Türk Hava Yolları Genel Müdürlük Binası önünde yaşanan olayların ardından Hava-İş de yazılı bir açıklama yayınladı.
İşte Hava-İş tarafından yayınlanan o açıklama:
"Değerli Basın ve Kamuoyumuz;
THY A.O’da yürürlükteki toplu iş sözleşmesine aykırı YASADIŞI bir işçi kıyımı yaşanmaktadır. Yıllardır bu şirkete karda kışta, sıcakta özveri ile hizmet etmiş, 150’ye yakın üyemiz işlerin bir başka yer hizmetleri firmasına devredildiği gerekçesi ile emekliliklerine 3-5 yıl kala işsiz bırakılmaktadır.
Sendika ile imzalanmış toplu iş sözleşmesinin 8. Maddesinde kısmen veya tamamen kapatılan işyerlerindeki personelin şirketin bir başka departmanında koşulsuz istihdam edileceği hüküm altına alınmıştır. EK-1 (TİS 8. Madde)
Medeni Kanun ve Borçlar kanununa bile aykırı bir biçimde akdedilen sözleşmedeki imzasının tam tersi hareket ederek Yasadışı işleme kalkışan bu THY Yönetimi bu gücü nereden almaktadır. Bu ülkede hukuk ve adalet yok mudur?
Daha geçtiğimiz günlerde “Yeni Demokratik Anayasa” halk oylamasından geçmedi mi? Ülkeyi demokrasi açılımına götürdüğünü iddia eden AKP hükümetinin atadığı 3 kişilik THY İcra komitesi nasıl oluyor da altına imza attığı sözleşmeyi hiçe sayıyor, hukuku hiçe sayıyor?
11.000’ne yakın üyemizin çalıştığı THY A.O işletmesi %49,2’si kamuya ait ülkemiz sivil havacılığının temel yapısıdır. Ancak binde 8’lik bir oranla halka arz adı altında özelleştirilen ulusal havayolumuz, bu hülle ile Yönetimi kamuda kalmış, ancak kamu denetiminden kaçırılmış bir şirkete dönüştürülmüştür. Milyonlarca dolarlık uçak alımlarından tutun, 5-6 milyar dolara çıkmış cirosu bu işlemle İhale Kanunu kapsamından çıkarılarak 3 kişilik İcra Komitesinin inisiyatifine bırakılmıştır.
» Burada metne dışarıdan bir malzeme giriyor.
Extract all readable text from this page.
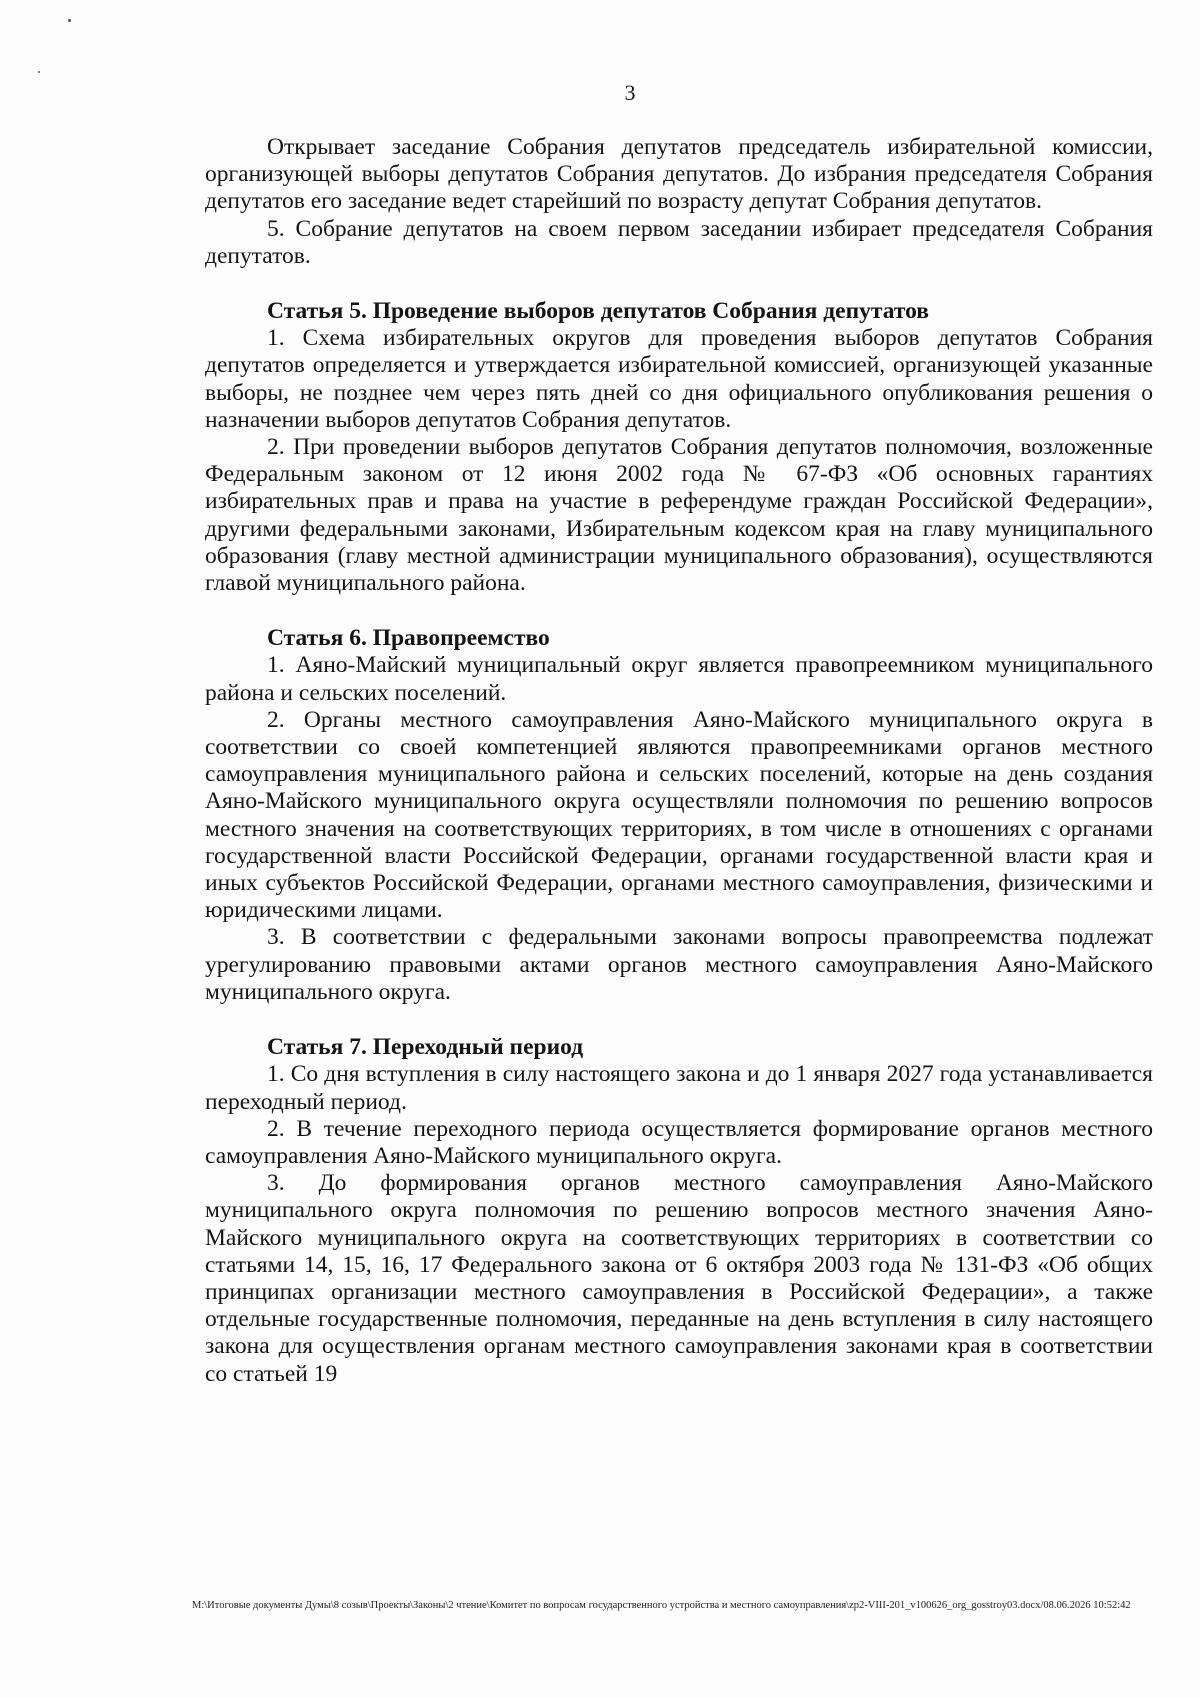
3

Открывает заседание Собрания депутатов председатель избирательной комиссии, организующей выборы депутатов Собрания депутатов. До избрания председателя Собрания депутатов его заседание ведет старейший по возрасту депутат Собрания депутатов.

5. Собрание депутатов на своем первом заседании избирает председателя Собрания депутатов.

Статья 5. Проведение выборов депутатов Собрания депутатов

1. Схема избирательных округов для проведения выборов депутатов Собрания депутатов определяется и утверждается избирательной комиссией, организующей указанные выборы, не позднее чем через пять дней со дня официального опубликования решения о назначении выборов депутатов Собрания депутатов.

2. При проведении выборов депутатов Собрания депутатов полномочия, возложенные Федеральным законом от 12 июня 2002 года № 67-ФЗ «Об основных гарантиях избирательных прав и права на участие в референдуме граждан Российской Федерации», другими федеральными законами, Избирательным кодексом края на главу муниципального образования (главу местной администрации муниципального образования), осуществляются главой муниципального района.

Статья 6. Правопреемство

1. Аяно-Майский муниципальный округ является правопреемником муниципального района и сельских поселений.

2. Органы местного самоуправления Аяно-Майского муниципального округа в соответствии со своей компетенцией являются правопреемниками органов местного самоуправления муниципального района и сельских поселений, которые на день создания Аяно-Майского муниципального округа осуществляли полномочия по решению вопросов местного значения на соответствующих территориях, в том числе в отношениях с органами государственной власти Российской Федерации, органами государственной власти края и иных субъектов Российской Федерации, органами местного самоуправления, физическими и юридическими лицами.

3. В соответствии с федеральными законами вопросы правопреемства подлежат урегулированию правовыми актами органов местного самоуправления Аяно-Майского муниципального округа.

Статья 7. Переходный период

1. Со дня вступления в силу настоящего закона и до 1 января 2027 года устанавливается переходный период.

2. В течение переходного периода осуществляется формирование органов местного самоуправления Аяно-Майского муниципального округа.

3. До формирования органов местного самоуправления Аяно-Майского муниципального округа полномочия по решению вопросов местного значения Аяно-Майского муниципального округа на соответствующих территориях в соответствии со статьями 14, 15, 16, 17 Федерального закона от 6 октября 2003 года № 131-ФЗ «Об общих принципах организации местного самоуправления в Российской Федерации», а также отдельные государственные полномочия, переданные на день вступления в силу настоящего закона для осуществления органам местного самоуправления законами края в соответствии со статьей 19

M:\Итоговые документы Думы\8 созыв\Проекты\Законы\2 чтение\Комитет по вопросам государственного устройства и местного самоуправления\zp2-VIII-201_v100626_org_gosstroy03.docx/08.06.2026 10:52:42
THY yönetimi plansız ve saldırgan bir büyüme stratejisini marifet sanarak hareket etmektedir. Havayolu büyümeleri personel gereksimi, eğitim gereksinimleri, bakım gereksinimleri, çok hızlı artan iş yükünün oluşturduğu riskler gibi birçok temel faktörün çok planlı değerlendirilmesi ile yapılabilir. THY yönetimi bunu hafife almaktadır. Alınan bu riskin maliyeti bir gün şirketi vurduğunda, umarız biz haklı çıkmış olmayız.
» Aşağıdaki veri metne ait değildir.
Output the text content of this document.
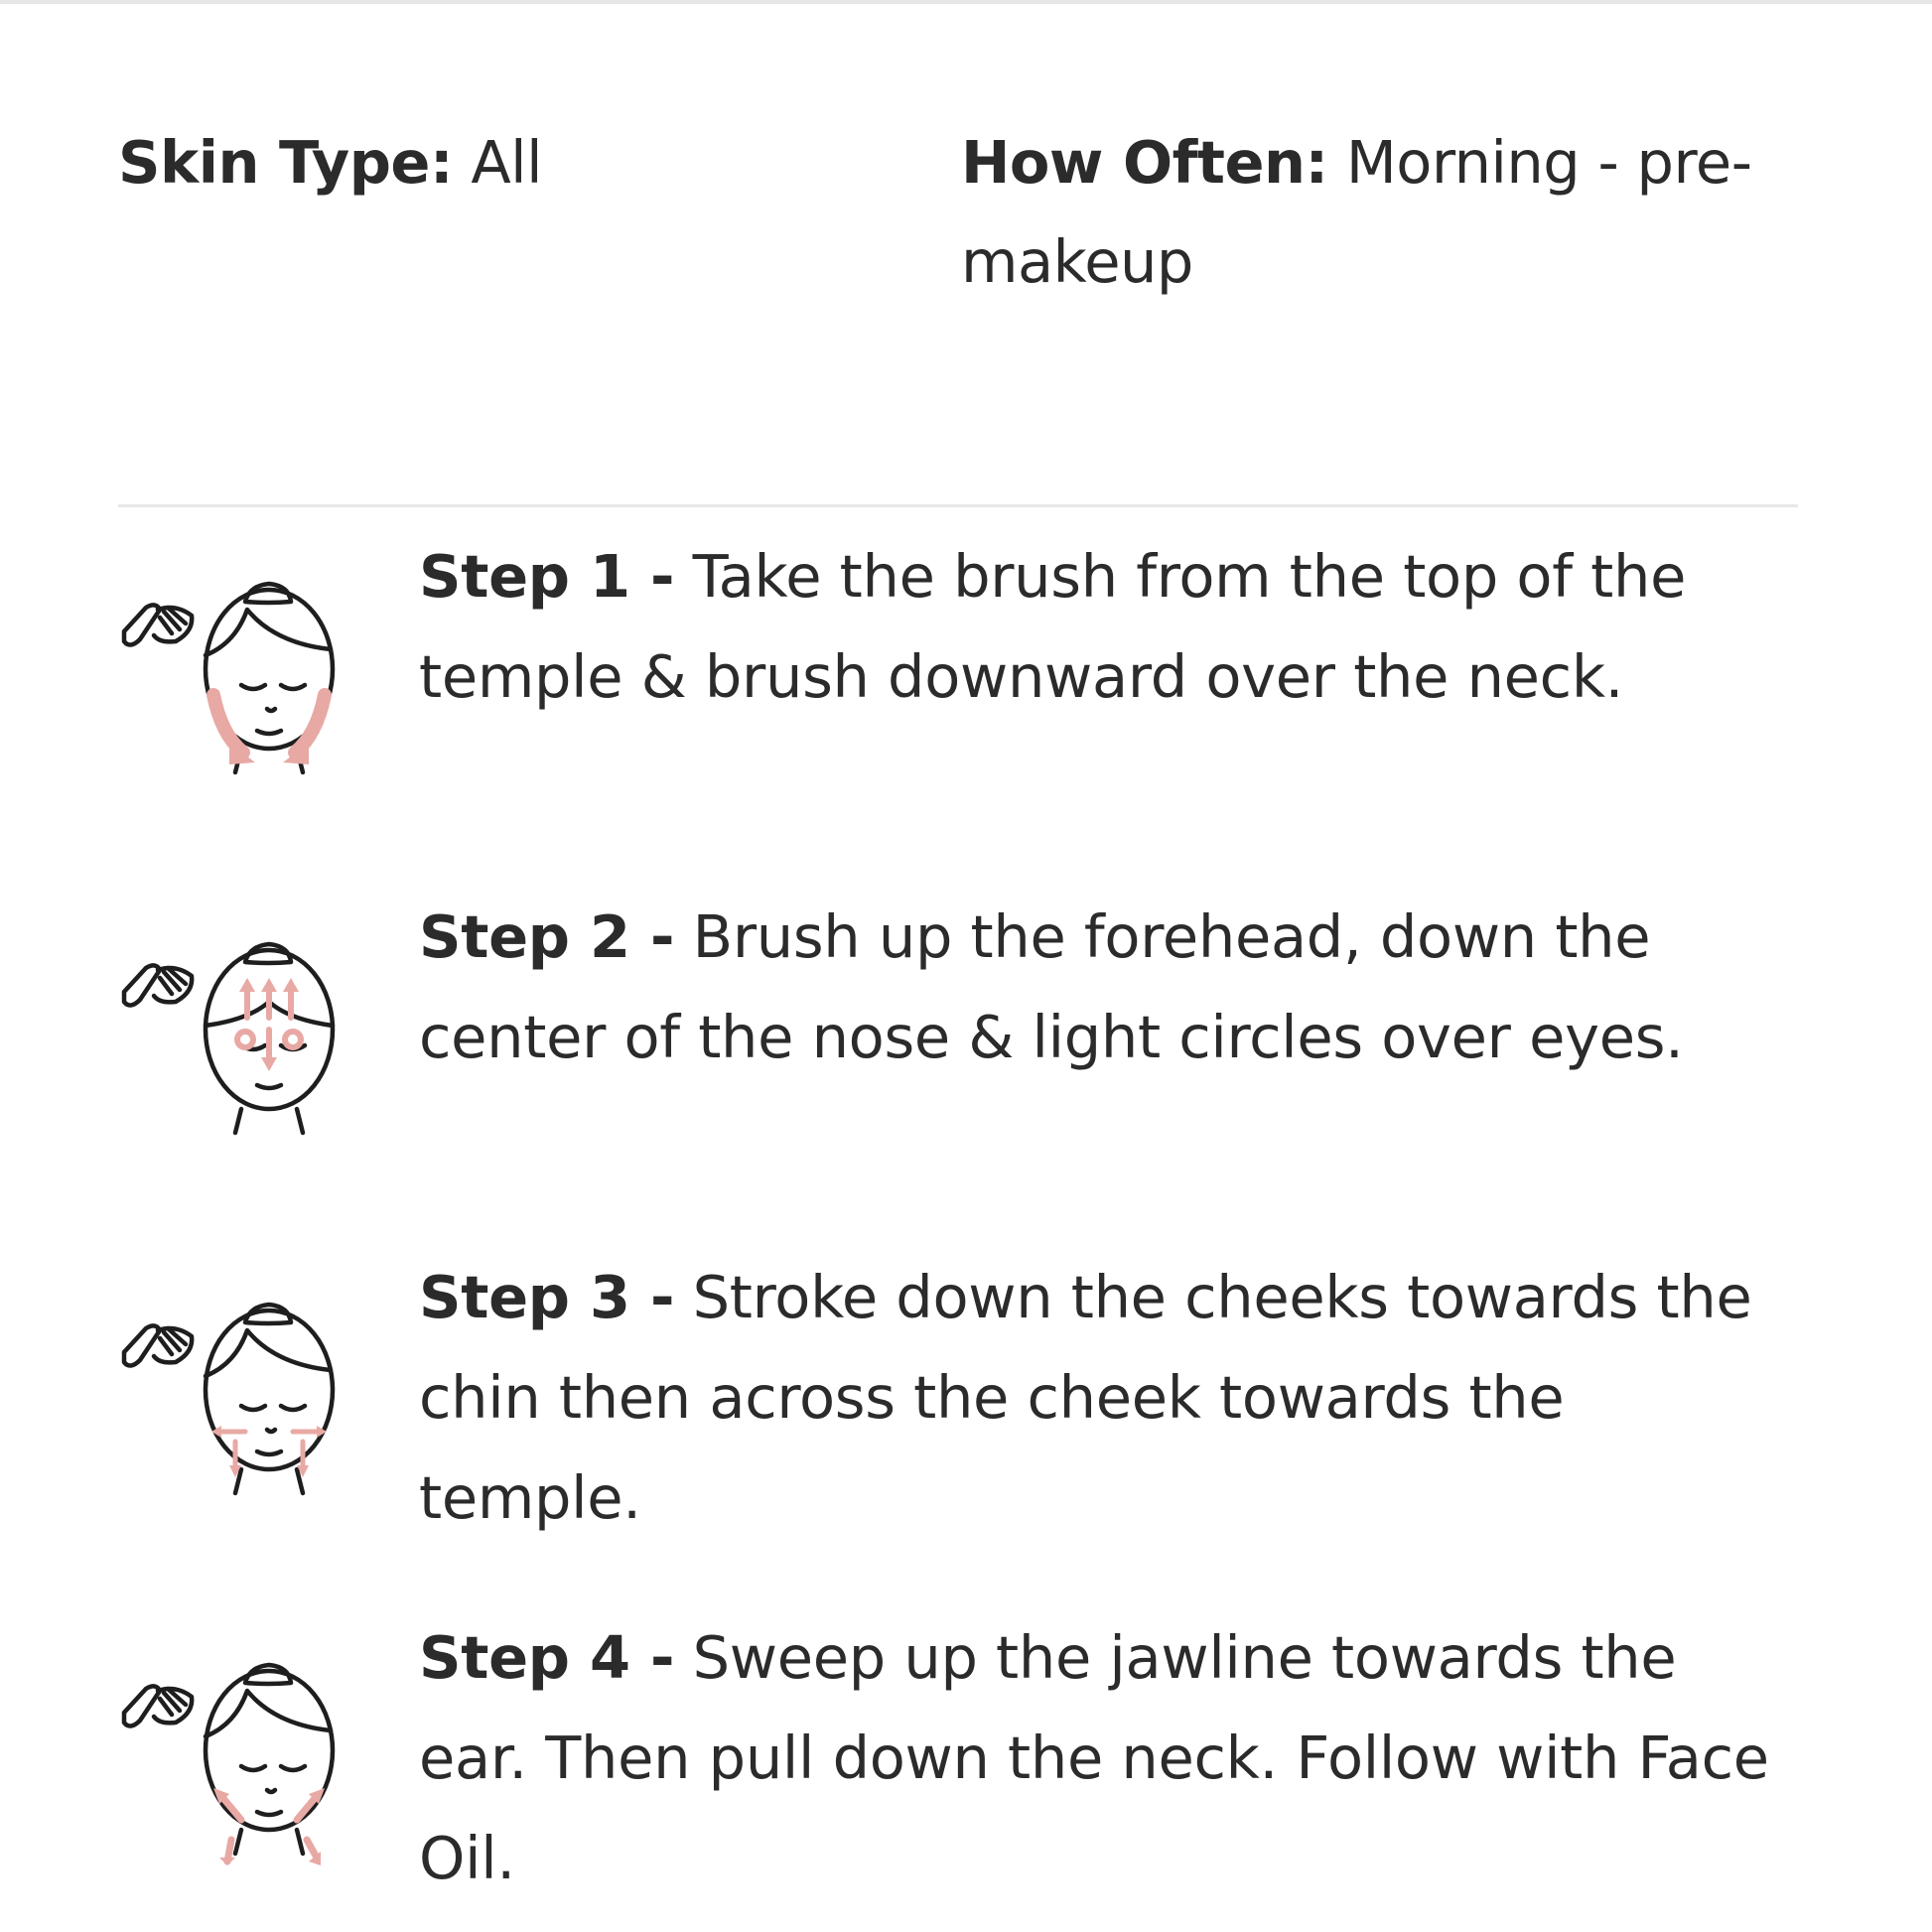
Skin Type: All	How Often: Morning - pre-makeup
Step 1 - Take the brush from the top of the temple & brush downward over the neck.
Step 2 - Brush up the forehead, down the center of the nose & light circles over eyes.
Step 3 - Stroke down the cheeks towards the chin then across the cheek towards the temple.
Step 4 - Sweep up the jawline towards the ear. Then pull down the neck. Follow with Face Oil.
THY yönetimi çağdışı bir insan kaynakları politikası ile en tecrübeli elemanlarını zorla işten çıkarıyorsa, tayinlerle sürgünlerle, cezalarla, işten çıkarma ve bölümleri kapatma tehditleri ile korkutuyorsa, sindiriyorsa, motivasyonlarını yok ediyorsa bu büyümenin mimarı çalışanları acımasızca işsiz bırakıyorsa, bu ülkede demokrasi adına söylenen her şey aldatmacadır.
Aynı zamanda bu uçuş emniyeti adına tam bir risk almadır. İşletmenin asıl işlerinin bölünerek taşeron firmalara veya bir başka şirketlere devredilmesi basit bir işlem değildir. Hem iş yükünün artması hem de sadece kâr amaçlayan bu şirketlerde çok kötü çalışma koşulları ve düşük ücretlerle sürekli sirküle olan bir istihdam yapısı sivil havacılığın en temel ilkesi olan UÇUŞ EMNİYETİNE aykırıdır.
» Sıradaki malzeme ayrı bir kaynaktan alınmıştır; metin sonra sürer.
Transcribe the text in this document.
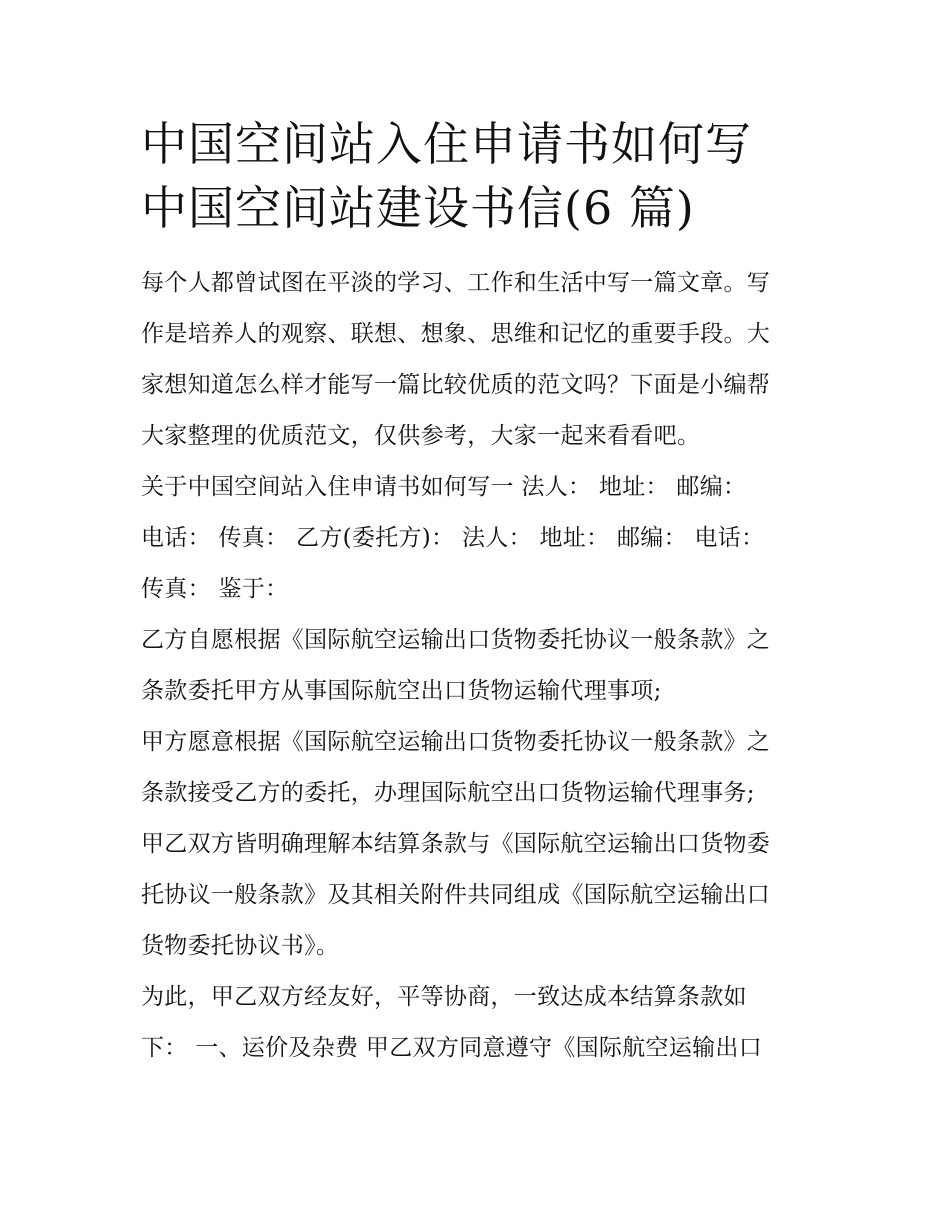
中国空间站入住申请书如何写
中国空间站建设书信(6 篇)

每个人都曾试图在平淡的学习、工作和生活中写一篇文章。写
作是培养人的观察、联想、想象、思维和记忆的重要手段。大
家想知道怎么样才能写一篇比较优质的范文吗？下面是小编帮
大家整理的优质范文，仅供参考，大家一起来看看吧。

关于中国空间站入住申请书如何写一 法人： 地址： 邮编：
电话： 传真： 乙方(委托方)： 法人： 地址： 邮编： 电话：
传真： 鉴于：

乙方自愿根据《国际航空运输出口货物委托协议一般条款》之
条款委托甲方从事国际航空出口货物运输代理事项;

甲方愿意根据《国际航空运输出口货物委托协议一般条款》之
条款接受乙方的委托，办理国际航空出口货物运输代理事务;

甲乙双方皆明确理解本结算条款与《国际航空运输出口货物委
托协议一般条款》及其相关附件共同组成《国际航空运输出口
货物委托协议书》。

为此，甲乙双方经友好，平等协商，一致达成本结算条款如
下： 一、运价及杂费 甲乙双方同意遵守《国际航空运输出口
Sendikamız bu YASADIŞI işten çıkarma işlemleri ile ilgili T.C çalışma ve Sosyal Güvenlik Bakanlığı’na başvurmuş;
Resmi talebinde (EK-2)………“İşverenin bu işlemi yasadışıdır ve geçersizdir.
Bu işlem Borçlar Kanunu ve Medeni Kanunun 2. Maddesindeki genel düzenlemelere de aykırıdır.
T.C bir hukuk devletidir. Bakanlığınızın güvencesi ve gözetiminde taraflarca hüküm altına alınan THY A.O 22. Dönem toplu iş sözleşmesinin hukuk dışı bir işlemle işverence yok sayılması Bakanlığınızın da yok sayılması ve devletin yaptırımlarından hiçbir şekilde çekinilmediğini ortaya koyan Anayasa ve HUKUK DEVLETİ ilkelerini de çiğneyen Anayasal bir suçtur.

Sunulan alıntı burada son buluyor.